Le pourvoi est rejeté par la Cour de cassation qui considère qu’ayant constaté que les conclusions déposées par les intimés avaient été déclarées irrecevables, ce dont il résultait qu’ils étaient réputés ne pas avoir conclu et s’être approprié les motifs du jugement ayant accueilli la fin de non-recevoir tirée de la prescription, c’est à bon droit que la cour d’appel a statué sur le moyen de défense dont elle était saisie.

 

Cette décision illustre l’effet de conclusions d’intimés jugées irrecevables en matière de prescription. Il sera ci-après brièvement revenu sur l’effet de conclusions d’intimé irrecevables et l’état de la jurisprudence existante en la matière (I) avant de s’interroger sur la portée de cet arrêt au regard des nouvelles dispositions issues du décret de 6 mai 2017 (II).

 

I - Effet de conclusions d’intimés jugées irrecevables

 

Il a déjà été jugé que si l’intimé ne conclut pas, la cour d’appel statue néanmoins sur le fond et le juge ne fait droit aux prétentions et moyens de l’appelant que dans la mesure où il les estime réguliers, recevables et bien fondés [1].
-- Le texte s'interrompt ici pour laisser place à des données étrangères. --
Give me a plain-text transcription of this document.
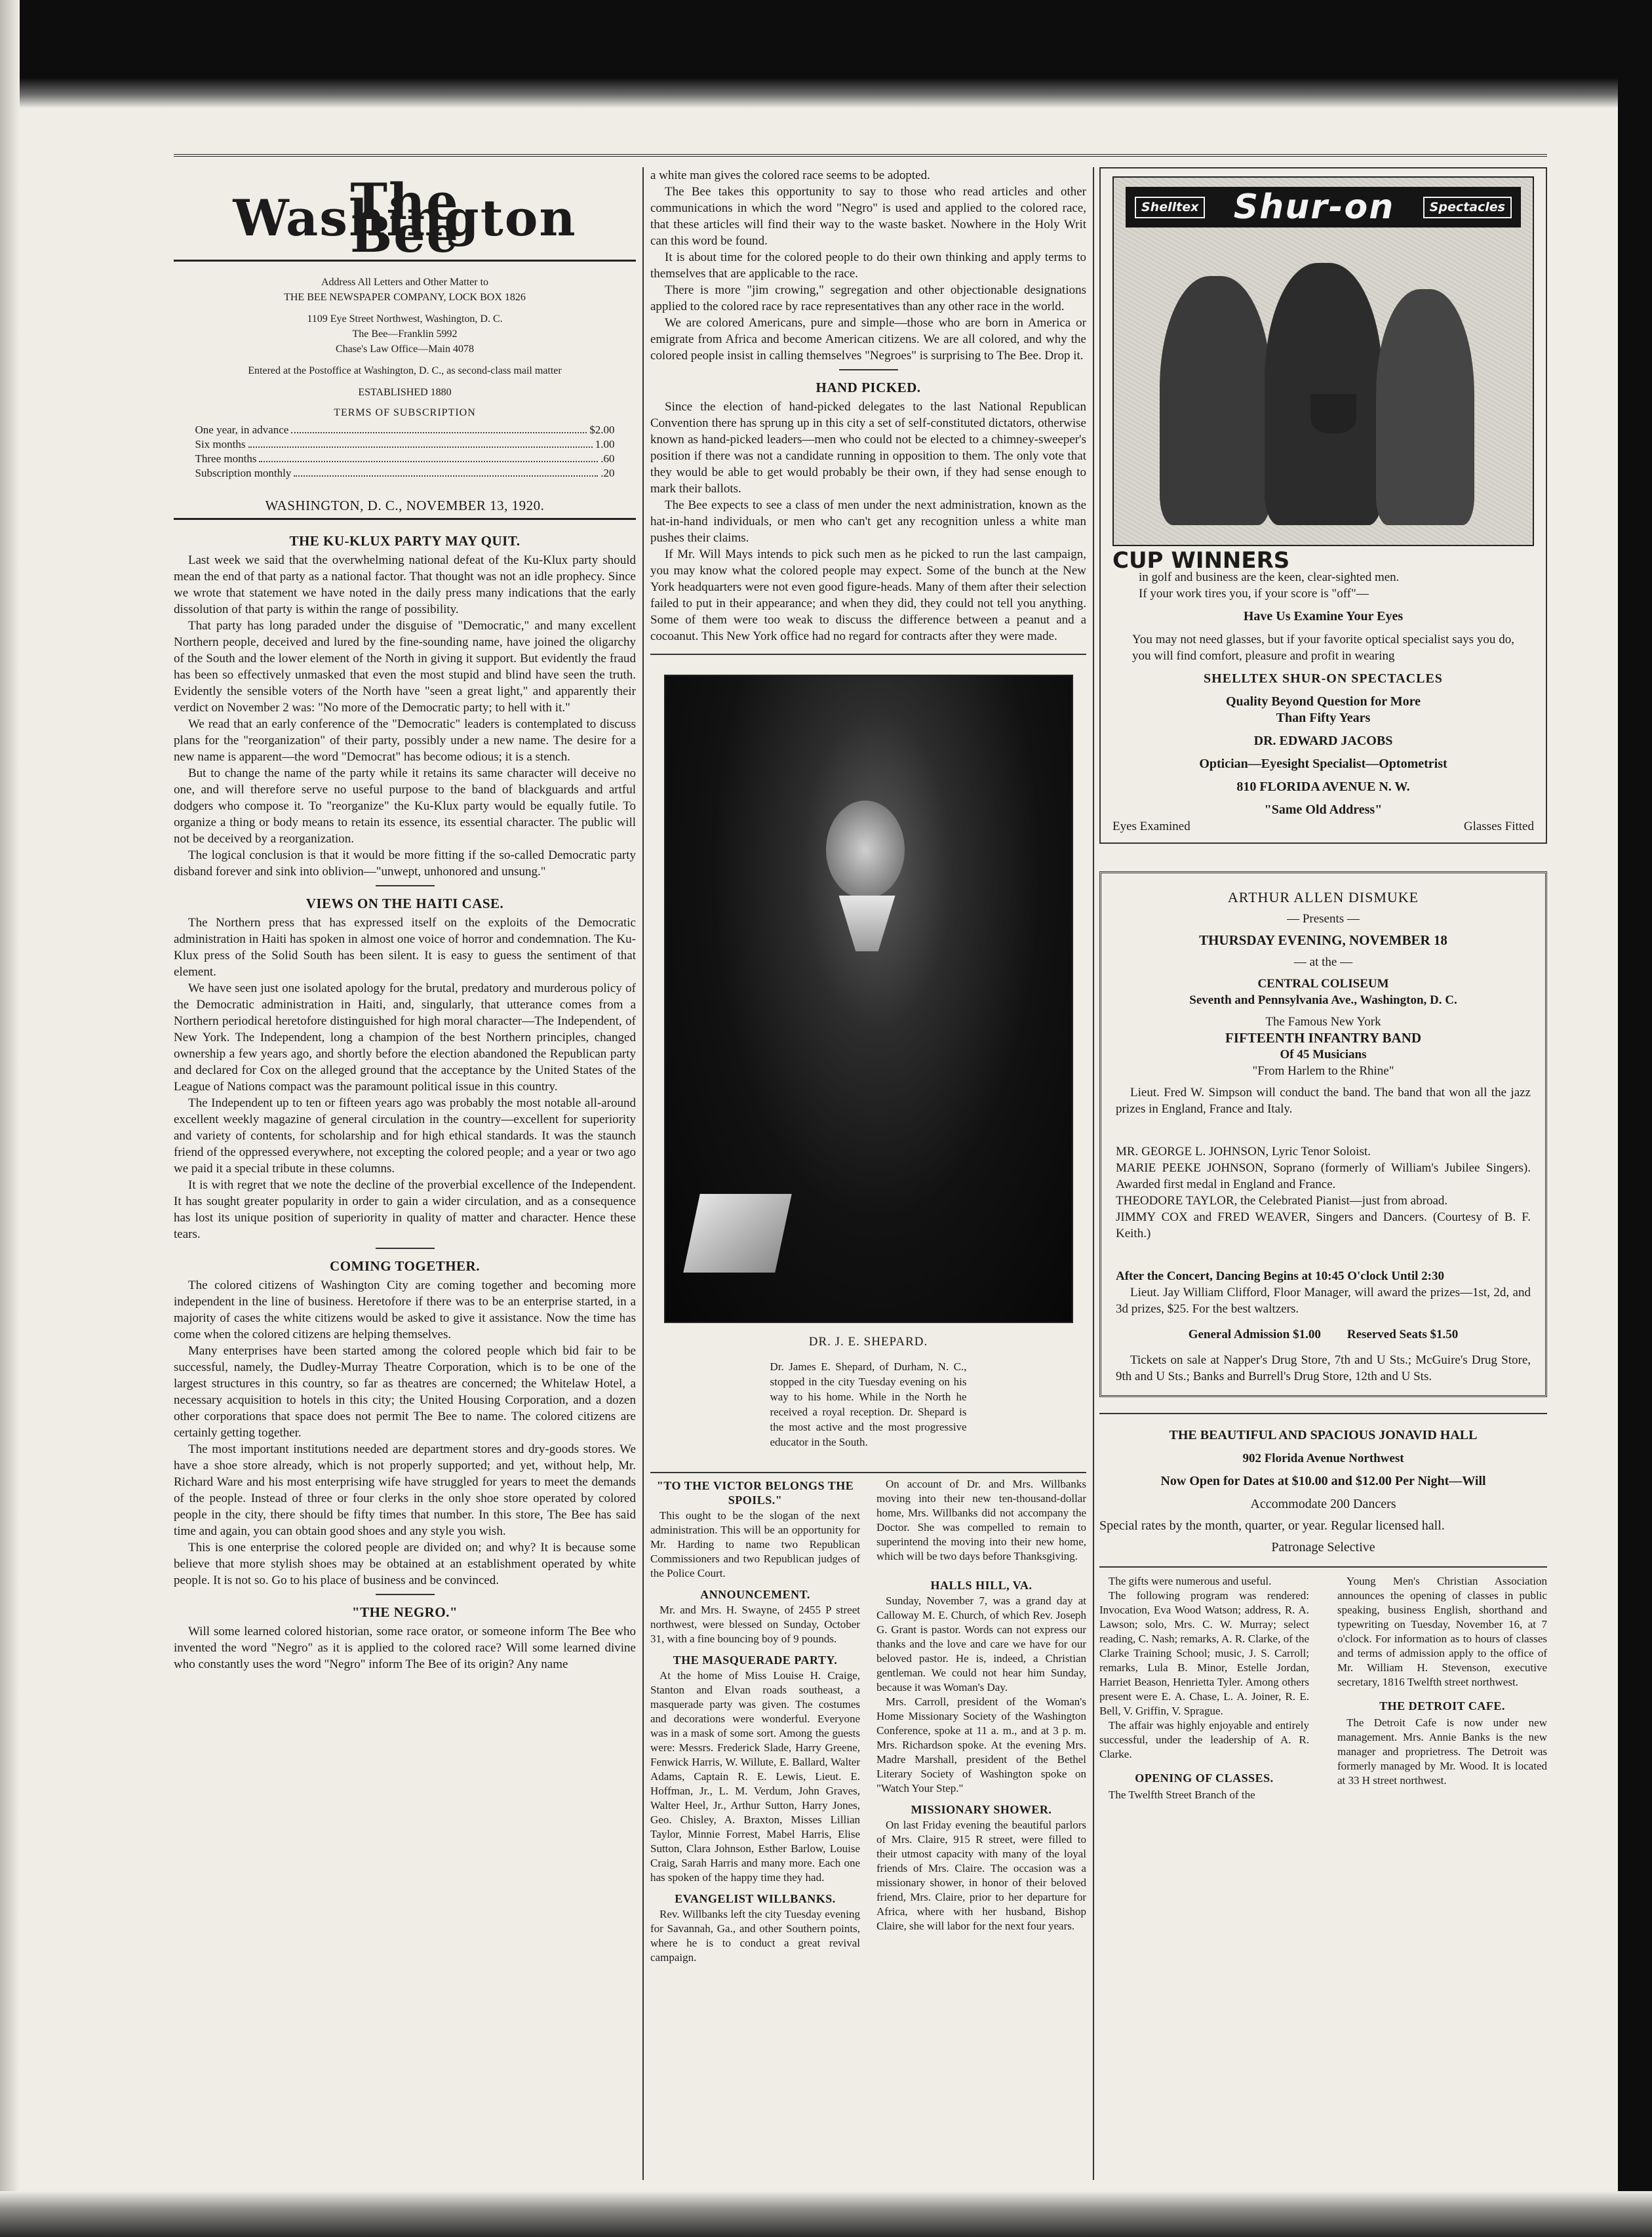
The Washington Bee

Address All Letters and Other Matter to

THE BEE NEWSPAPER COMPANY, LOCK BOX 1826

1109 Eye Street Northwest, Washington, D. C.

The Bee—Franklin 5992

Chase's Law Office—Main 4078

Entered at the Postoffice at Washington, D. C., as second-class mail matter

ESTABLISHED 1880

TERMS OF SUBSCRIPTION

One year, in advance	$2.00
Six months	1.00
Three months	.60
Subscription monthly	.20
WASHINGTON, D. C., NOVEMBER 13, 1920.
THE KU-KLUX PARTY MAY QUIT.

Last week we said that the overwhelming national defeat of the Ku-Klux party should mean the end of that party as a national factor. That thought was not an idle prophecy. Since we wrote that statement we have noted in the daily press many indications that the early dissolution of that party is within the range of possibility.

That party has long paraded under the disguise of "Democratic," and many excellent Northern people, deceived and lured by the fine-sounding name, have joined the oligarchy of the South and the lower element of the North in giving it support. But evidently the fraud has been so effectively unmasked that even the most stupid and blind have seen the truth. Evidently the sensible voters of the North have "seen a great light," and apparently their verdict on November 2 was: "No more of the Democratic party; to hell with it."

We read that an early conference of the "Democratic" leaders is contemplated to discuss plans for the "reorganization" of their party, possibly under a new name. The desire for a new name is apparent—the word "Democrat" has become odious; it is a stench.

But to change the name of the party while it retains its same character will deceive no one, and will therefore serve no useful purpose to the band of blackguards and artful dodgers who compose it. To "reorganize" the Ku-Klux party would be equally futile. To organize a thing or body means to retain its essence, its essential character. The public will not be deceived by a reorganization.

The logical conclusion is that it would be more fitting if the so-called Democratic party disband forever and sink into oblivion—"unwept, unhonored and unsung."

VIEWS ON THE HAITI CASE.

The Northern press that has expressed itself on the exploits of the Democratic administration in Haiti has spoken in almost one voice of horror and condemnation. The Ku-Klux press of the Solid South has been silent. It is easy to guess the sentiment of that element.

We have seen just one isolated apology for the brutal, predatory and murderous policy of the Democratic administration in Haiti, and, singularly, that utterance comes from a Northern periodical heretofore distinguished for high moral character—The Independent, of New York. The Independent, long a champion of the best Northern principles, changed ownership a few years ago, and shortly before the election abandoned the Republican party and declared for Cox on the alleged ground that the acceptance by the United States of the League of Nations compact was the paramount political issue in this country.

The Independent up to ten or fifteen years ago was probably the most notable all-around excellent weekly magazine of general circulation in the country—excellent for superiority and variety of contents, for scholarship and for high ethical standards. It was the staunch friend of the oppressed everywhere, not excepting the colored people; and a year or two ago we paid it a special tribute in these columns.

It is with regret that we note the decline of the proverbial excellence of the Independent. It has sought greater popularity in order to gain a wider circulation, and as a consequence has lost its unique position of superiority in quality of matter and character. Hence these tears.

COMING TOGETHER.

The colored citizens of Washington City are coming together and becoming more independent in the line of business. Heretofore if there was to be an enterprise started, in a majority of cases the white citizens would be asked to give it assistance. Now the time has come when the colored citizens are helping themselves.

Many enterprises have been started among the colored people which bid fair to be successful, namely, the Dudley-Murray Theatre Corporation, which is to be one of the largest structures in this country, so far as theatres are concerned; the Whitelaw Hotel, a necessary acquisition to hotels in this city; the United Housing Corporation, and a dozen other corporations that space does not permit The Bee to name. The colored citizens are certainly getting together.

The most important institutions needed are department stores and dry-goods stores. We have a shoe store already, which is not properly supported; and yet, without help, Mr. Richard Ware and his most enterprising wife have struggled for years to meet the demands of the people. Instead of three or four clerks in the only shoe store operated by colored people in the city, there should be fifty times that number. In this store, The Bee has said time and again, you can obtain good shoes and any style you wish.

This is one enterprise the colored people are divided on; and why? It is because some believe that more stylish shoes may be obtained at an establishment operated by white people. It is not so. Go to his place of business and be convinced.

"THE NEGRO."

Will some learned colored historian, some race orator, or someone inform The Bee who invented the word "Negro" as it is applied to the colored race? Will some learned divine who constantly uses the word "Negro" inform The Bee of its origin? Any name

a white man gives the colored race seems to be adopted.

The Bee takes this opportunity to say to those who read articles and other communications in which the word "Negro" is used and applied to the colored race, that these articles will find their way to the waste basket. Nowhere in the Holy Writ can this word be found.

It is about time for the colored people to do their own thinking and apply terms to themselves that are applicable to the race.

There is more "jim crowing," segregation and other objectionable designations applied to the colored race by race representatives than any other race in the world.

We are colored Americans, pure and simple—those who are born in America or emigrate from Africa and become American citizens. We are all colored, and why the colored people insist in calling themselves "Negroes" is surprising to The Bee. Drop it.

HAND PICKED.

Since the election of hand-picked delegates to the last National Republican Convention there has sprung up in this city a set of self-constituted dictators, otherwise known as hand-picked leaders—men who could not be elected to a chimney-sweeper's position if there was not a candidate running in opposition to them. The only vote that they would be able to get would probably be their own, if they had sense enough to mark their ballots.

The Bee expects to see a class of men under the next administration, known as the hat-in-hand individuals, or men who can't get any recognition unless a white man pushes their claims.

If Mr. Will Mays intends to pick such men as he picked to run the last campaign, you may know what the colored people may expect. Some of the bunch at the New York headquarters were not even good figure-heads. Many of them after their selection failed to put in their appearance; and when they did, they could not tell you anything. Some of them were too weak to discuss the difference between a peanut and a cocoanut. This New York office had no regard for contracts after they were made.

DR. J. E. SHEPARD.
Dr. James E. Shepard, of Durham, N. C., stopped in the city Tuesday evening on his way to his home. While in the North he received a royal reception. Dr. Shepard is the most active and the most progressive educator in the South.
"TO THE VICTOR BELONGS THE SPOILS."

This ought to be the slogan of the next administration. This will be an opportunity for Mr. Harding to name two Republican Commissioners and two Republican judges of the Police Court.

ANNOUNCEMENT.

Mr. and Mrs. H. Swayne, of 2455 P street northwest, were blessed on Sunday, October 31, with a fine bouncing boy of 9 pounds.

THE MASQUERADE PARTY.

At the home of Miss Louise H. Craige, Stanton and Elvan roads southeast, a masquerade party was given. The costumes and decorations were wonderful. Everyone was in a mask of some sort. Among the guests were: Messrs. Frederick Slade, Harry Greene, Fenwick Harris, W. Willute, E. Ballard, Walter Adams, Captain R. E. Lewis, Lieut. E. Hoffman, Jr., L. M. Verdum, John Graves, Walter Heel, Jr., Arthur Sutton, Harry Jones, Geo. Chisley, A. Braxton, Misses Lillian Taylor, Minnie Forrest, Mabel Harris, Elise Sutton, Clara Johnson, Esther Barlow, Louise Craig, Sarah Harris and many more. Each one has spoken of the happy time they had.

EVANGELIST WILLBANKS.

Rev. Willbanks left the city Tuesday evening for Savannah, Ga., and other Southern points, where he is to conduct a great revival campaign.

On account of Dr. and Mrs. Willbanks moving into their new ten-thousand-dollar home, Mrs. Willbanks did not accompany the Doctor. She was compelled to remain to superintend the moving into their new home, which will be two days before Thanksgiving.

HALLS HILL, VA.

Sunday, November 7, was a grand day at Calloway M. E. Church, of which Rev. Joseph G. Grant is pastor. Words can not express our thanks and the love and care we have for our beloved pastor. He is, indeed, a Christian gentleman. We could not hear him Sunday, because it was Woman's Day.

Mrs. Carroll, president of the Woman's Home Missionary Society of the Washington Conference, spoke at 11 a. m., and at 3 p. m. Mrs. Richardson spoke. At the evening Mrs. Madre Marshall, president of the Bethel Literary Society of Washington spoke on "Watch Your Step."

MISSIONARY SHOWER.

On last Friday evening the beautiful parlors of Mrs. Claire, 915 R street, were filled to their utmost capacity with many of the loyal friends of Mrs. Claire. The occasion was a missionary shower, in honor of their beloved friend, Mrs. Claire, prior to her departure for Africa, where with her husband, Bishop Claire, she will labor for the next four years.

Shelltex Shur-on	Spectacles
CUP WINNERS

in golf and business are the keen, clear-sighted men.

If your work tires you, if your score is "off"—

Have Us Examine Your Eyes

You may not need glasses, but if your favorite optical specialist says you do, you will find comfort, pleasure and profit in wearing

SHELLTEX SHUR-ON SPECTACLES
Quality Beyond Question for More
Than Fifty Years
DR. EDWARD JACOBS
Optician—Eyesight Specialist—Optometrist
810 FLORIDA AVENUE N. W.
"Same Old Address"
Eyes Examined	Glasses Fitted
ARTHUR ALLEN DISMUKE
— Presents —
THURSDAY EVENING, NOVEMBER 18
— at the —
CENTRAL COLISEUM
Seventh and Pennsylvania Ave., Washington, D. C.
The Famous New York
FIFTEENTH INFANTRY BAND
Of 45 Musicians
"From Harlem to the Rhine"

Lieut. Fred W. Simpson will conduct the band. The band that won all the jazz prizes in England, France and Italy.

MR. GEORGE L. JOHNSON, Lyric Tenor Soloist.

MARIE PEEKE JOHNSON, Soprano (formerly of William's Jubilee Singers). Awarded first medal in England and France.

THEODORE TAYLOR, the Celebrated Pianist—just from abroad.

JIMMY COX and FRED WEAVER, Singers and Dancers. (Courtesy of B. F. Keith.)

After the Concert, Dancing Begins at 10:45 O'clock Until 2:30

Lieut. Jay William Clifford, Floor Manager, will award the prizes—1st, 2d, and 3d prizes, $25. For the best waltzers.

General Admission $1.00 Reserved Seats $1.50

Tickets on sale at Napper's Drug Store, 7th and U Sts.; McGuire's Drug Store, 9th and U Sts.; Banks and Burrell's Drug Store, 12th and U Sts.

THE BEAUTIFUL AND SPACIOUS JONAVID HALL
902 Florida Avenue Northwest
Now Open for Dates at $10.00 and $12.00 Per Night—Will
Accommodate 200 Dancers

Special rates by the month, quarter, or year. Regular licensed hall.

Patronage Selective

The gifts were numerous and useful.

The following program was rendered: Invocation, Eva Wood Watson; address, R. A. Lawson; solo, Mrs. C. W. Murray; select reading, C. Nash; remarks, A. R. Clarke, of the Clarke Training School; music, J. S. Carroll; remarks, Lula B. Minor, Estelle Jordan, Harriet Beason, Henrietta Tyler. Among others present were E. A. Chase, L. A. Joiner, R. E. Bell, V. Griffin, V. Sprague.

The affair was highly enjoyable and entirely successful, under the leadership of A. R. Clarke.

OPENING OF CLASSES.

The Twelfth Street Branch of the

Young Men's Christian Association announces the opening of classes in public speaking, business English, shorthand and typewriting on Tuesday, November 16, at 7 o'clock. For information as to hours of classes and terms of admission apply to the office of Mr. William H. Stevenson, executive secretary, 1816 Twelfth street northwest.

THE DETROIT CAFE.

The Detroit Cafe is now under new management. Mrs. Annie Banks is the new manager and proprietress. The Detroit was formerly managed by Mr. Wood. It is located at 33 H street northwest.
Par ailleurs, il a été implicitement jugé que la cour d’appel ne peut déduire de l’irrecevabilité des conclusions d’intimé que ce dernier ne sollicite pas la confirmation du jugement [2]. Ces décisions ont été rendues au visa de l’article 472 du Code de procédure civile selon lequel si le défendeur ne comparaît pas, il est néanmoins statué sur le fond et le juge ne fait droit à la demande que dans la mesure où il l'estime régulière, recevable et bien fondée. La Cour de cassation a ainsi étendu l’application de cet article, régissant la procédure de première instance, à la procédure d’appel.

 

Dans un arrêt de 2015, la Cour de cassation a précisé que la cour d’appel qui n’est pas saisie de conclusions de l’intimé doit, pour statuer sur l’appel, examiner les motifs du jugement ayant accueilli les prétentions de cette partie en première instance [3].

 

La cour d’appel ne statue donc pas au vu des seules conclusions de l’appelant mais doit prendre en compte l’ensemble des données et notamment les prétentions de l’intimé accueillies en première instance.

 

Dans l’arrêt commenté, la Cour de cassation estime qu’en présence de conclusions déclarées irrecevables, l’intimé est réputé ne pas avoir conclu et s’être approprié les motifs du jugement ayant accueilli les prétentions de l’intimé, à savoir ici la fin de non-recevoir tirée de la prescription.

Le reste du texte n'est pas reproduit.